Валера, как специально, не смотрит. Сашина рука уже лежит на столе. Но не понятно, она сама ее подняла или врач положил.
В легких жжет. Я не дышал все это время.
Это все длится бесконечно. Когда-то же должно все закончиться?
Возле детей какое-то движение. Возле той, второй девочки, собираются два врача. Надевают ей маску, берут на руки, снова что-то проверяют, если она и плачет, то совсем тихо, не так, как две другие. Как крольчонок маленький.
Я представляю нас через пять лет, через десять, через пятнадцать. Как она придет ко мне, сядет на коленки, как маленькая, и скажет: “Папочка, ты у меня самый лучший”.
В горле сводит болью, а большим и указательным пальцем провожу по уголкам губ. Цель на ближайшие пятнадцать лет себе поставил.

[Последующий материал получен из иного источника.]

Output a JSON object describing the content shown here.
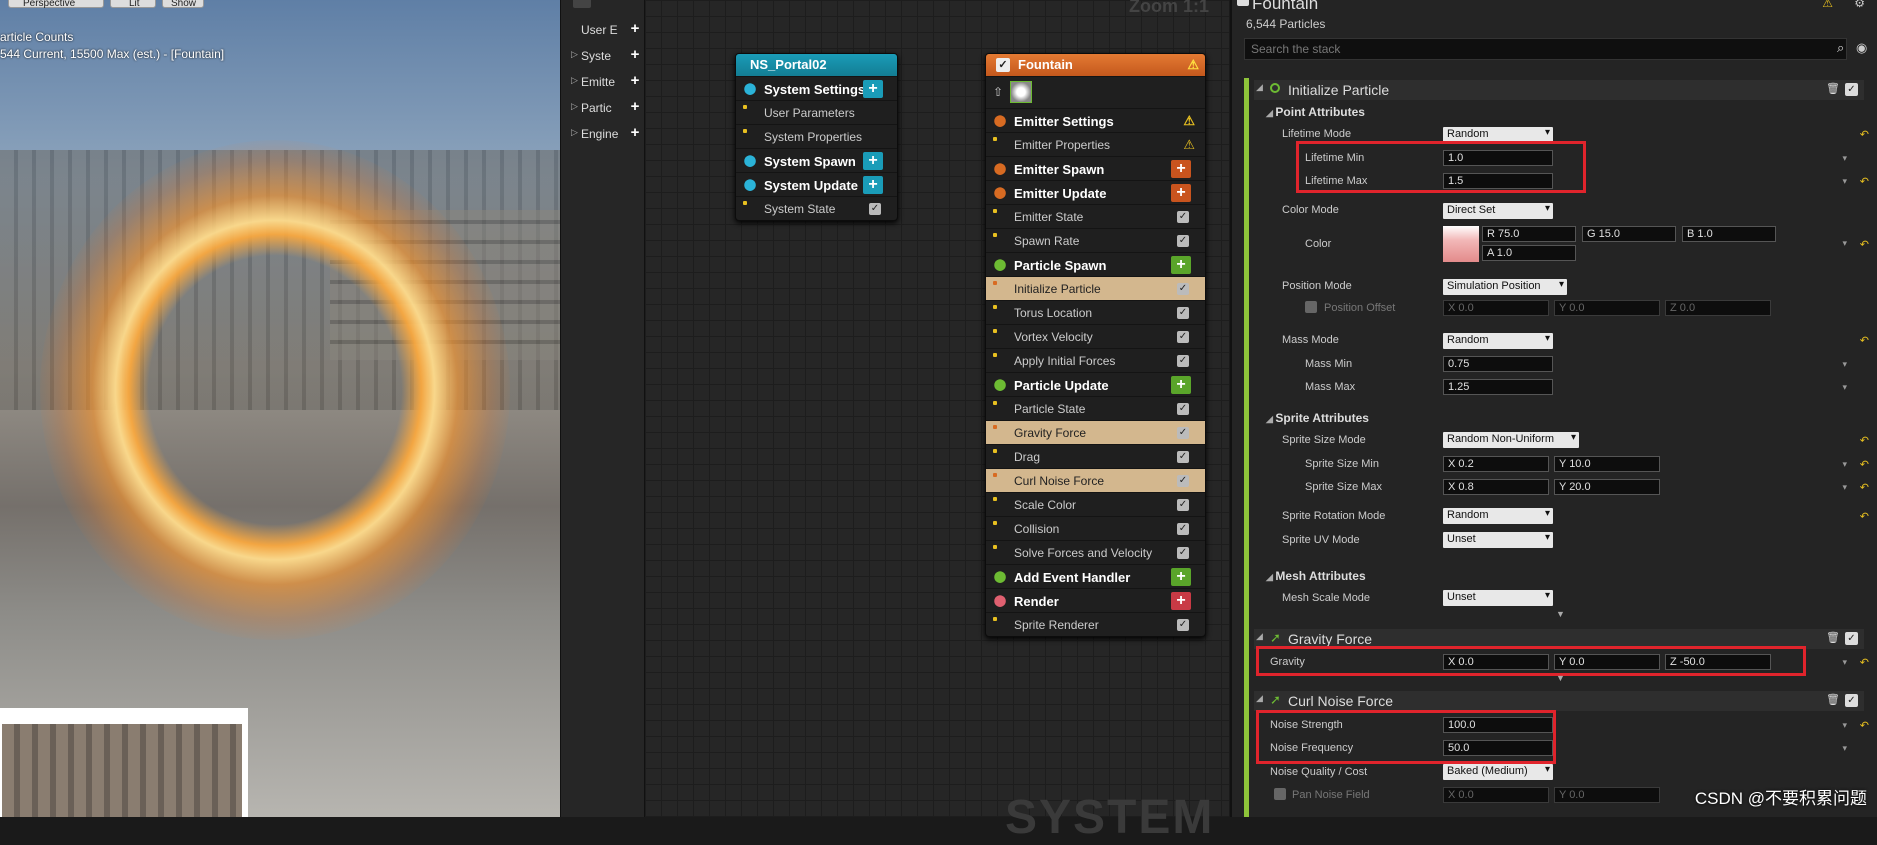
{
  "viewport": {
    "top_buttons": [
      "Perspective",
      "Lit",
      "Show"
    ],
    "stats_title": "article Counts",
    "stats_line": "544 Current, 15500 Max (est.) - [Fountain]"
  },
  "left_panel": {
    "items": [
      {
        "label": "User E",
        "arrow": false
      },
      {
        "label": "Syste",
        "arrow": true
      },
      {
        "label": "Emitte",
        "arrow": true
      },
      {
        "label": "Partic",
        "arrow": true
      },
      {
        "label": "Engine",
        "arrow": true
      }
    ]
  },
  "graph": {
    "zoom_label": "Zoom 1:1",
    "watermark": "SYSTEM",
    "system_node": {
      "title": "NS_Portal02",
      "rows": [
        {
          "label": "System Settings",
          "big": true,
          "add": true
        },
        {
          "label": "User Parameters",
          "big": false
        },
        {
          "label": "System Properties",
          "big": false
        },
        {
          "label": "System Spawn",
          "big": true,
          "add": true
        },
        {
          "label": "System Update",
          "big": true,
          "add": true
        },
        {
          "label": "System State",
          "big": false,
          "check": true
        }
      ]
    },
    "emitter_node": {
      "title": "Fountain",
      "rows": [
        {
          "label": "Emitter Settings",
          "big": true,
          "warn": true,
          "icon": "emitter-icon",
          "color": "#d86b22"
        },
        {
          "label": "Emitter Properties",
          "big": false,
          "warn": true
        },
        {
          "label": "Emitter Spawn",
          "big": true,
          "add": true,
          "addColor": "#c9541e",
          "color": "#d86b22"
        },
        {
          "label": "Emitter Update",
          "big": true,
          "add": true,
          "addColor": "#c9541e",
          "color": "#d86b22"
        },
        {
          "label": "Emitter State",
          "check": true
        },
        {
          "label": "Spawn Rate",
          "check": true
        },
        {
          "label": "Particle Spawn",
          "big": true,
          "add": true,
          "addColor": "#5aa52a",
          "color": "#6dbb33"
        },
        {
          "label": "Initialize Particle",
          "check": true,
          "selected": true
        },
        {
          "label": "Torus Location",
          "check": true
        },
        {
          "label": "Vortex Velocity",
          "check": true
        },
        {
          "label": "Apply Initial Forces",
          "check": true
        },
        {
          "label": "Particle Update",
          "big": true,
          "add": true,
          "addColor": "#5aa52a",
          "color": "#6dbb33"
        },
        {
          "label": "Particle State",
          "check": true
        },
        {
          "label": "Gravity Force",
          "check": true,
          "selected": true
        },
        {
          "label": "Drag",
          "check": true
        },
        {
          "label": "Curl Noise Force",
          "check": true,
          "selected": true
        },
        {
          "label": "Scale Color",
          "check": true
        },
        {
          "label": "Collision",
          "check": true
        },
        {
          "label": "Solve Forces and Velocity",
          "check": true
        },
        {
          "label": "Add Event Handler",
          "big": true,
          "add": true,
          "addColor": "#5aa52a",
          "color": "#6dbb33"
        },
        {
          "label": "Render",
          "big": true,
          "add": true,
          "addColor": "#c93a45",
          "color": "#e06070"
        },
        {
          "label": "Sprite Renderer",
          "check": true
        }
      ]
    }
  },
  "details": {
    "title": "Fountain",
    "particle_count": "6,544 Particles",
    "search_placeholder": "Search the stack",
    "initialize_particle": {
      "header": "Initialize Particle",
      "point_attributes": "Point Attributes",
      "lifetime_mode_label": "Lifetime Mode",
      "lifetime_mode": "Random",
      "lifetime_min_label": "Lifetime Min",
      "lifetime_min": "1.0",
      "lifetime_max_label": "Lifetime Max",
      "lifetime_max": "1.5",
      "color_mode_label": "Color Mode",
      "color_mode": "Direct Set",
      "color_label": "Color",
      "color_r": "R  75.0",
      "color_g": "G  15.0",
      "color_b": "B  1.0",
      "color_a": "A  1.0",
      "position_mode_label": "Position Mode",
      "position_mode": "Simulation Position",
      "position_offset_label": "Position Offset",
      "pos_x": "X  0.0",
      "pos_y": "Y  0.0",
      "pos_z": "Z  0.0",
      "mass_mode_label": "Mass Mode",
      "mass_mode": "Random",
      "mass_min_label": "Mass Min",
      "mass_min": "0.75",
      "mass_max_label": "Mass Max",
      "mass_max": "1.25",
      "sprite_attributes": "Sprite Attributes",
      "sprite_size_mode_label": "Sprite Size Mode",
      "sprite_size_mode": "Random Non-Uniform",
      "sprite_size_min_label": "Sprite Size Min",
      "ssmin_x": "X  0.2",
      "ssmin_y": "Y  10.0",
      "sprite_size_max_label": "Sprite Size Max",
      "ssmax_x": "X  0.8",
      "ssmax_y": "Y  20.0",
      "sprite_rot_label": "Sprite Rotation Mode",
      "sprite_rot": "Random",
      "sprite_uv_label": "Sprite UV Mode",
      "sprite_uv": "Unset",
      "mesh_attributes": "Mesh Attributes",
      "mesh_scale_label": "Mesh Scale Mode",
      "mesh_scale": "Unset"
    },
    "gravity_force": {
      "header": "Gravity Force",
      "gravity_label": "Gravity",
      "x": "X  0.0",
      "y": "Y  0.0",
      "z": "Z  -50.0"
    },
    "curl_noise": {
      "header": "Curl Noise Force",
      "strength_label": "Noise Strength",
      "strength": "100.0",
      "frequency_label": "Noise Frequency",
      "frequency": "50.0",
      "quality_label": "Noise Quality / Cost",
      "quality": "Baked (Medium)",
      "pan_label": "Pan Noise Field",
      "pan_x": "X  0.0",
      "pan_y": "Y  0.0"
    }
  },
  "watermark_csdn": "CSDN @不要积累问题",
  "colors": {
    "accent_green": "#8ec43a",
    "highlight_red": "#e0242c",
    "selected_row": "#d3b78e"
  }
}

Сжимаю кулаки и подношу к губам. Если все закончится хорошо, то я не знаю, что сделаю… Я у всех попрошу прощения, кого обидел. Всем скажу спасибо, что терпели меня.
– Шьем. – Командует Кристина Сергеевна.
Я смотрю на Валеру и на отца. Хоть кто-то из них думает, что я тут и волнуюсь?
На меня глаза поднимает и переводит на Сашу. У него маска на лице, как будто говорит что-то ей. Сашу по-прежнему не вижу, заслоняют. У Вала подрагивают плечи, как будто он смеется.
Оборачивается папа и поднимает большой палец вверх. Возвращается к операции. Я не суеверный, но уши горят, словно меня там обсуждают.
Валера наконец смотрит на меня, кивает, по глазам вижу, что улыбается.
Да пусть хоть всю жизнь обсуждает, пилит, выносит мозг, только живет.
Время все равно тянется, они что-то делают, а я и хочу выйти, и не хочу отвлекать на себя. Пусть занимаются Сашей. Я успею.
– Всем спасибо, - наконец говорит женщина. Валера убирает инструменты, расслабляет плечи, тянет головой из стороны в сторону и кивает мне в сторону Саши.
– Александр Евгеньевич, поздравляю. Вы теперь одним тортиком не отделаетесь, – смеется Кристина. – Александра, как себя чувствуете?
Я мельком смотрю на детишек, но они потом – сейчас Саша.
– Ничего не чувствую.
– Чувствительность будет постепенно возвращаться. – Рассказывает врач, пока я тоже подхожу к столу. – На сутки вы останетесь в реанимации, под присмотром.
Саша бледная, губы пересохли. Их бы поцеловать, оживить, но не при всех.
– Как мои дети?
– Их сейчас увезут, покажите маме, хотя бы на минутку. Медсестра подвозит кувезы.
– А можно мне потрогать? Пожалуйста, хотя бы одну. – В ней столько слабости и надежды сейчас.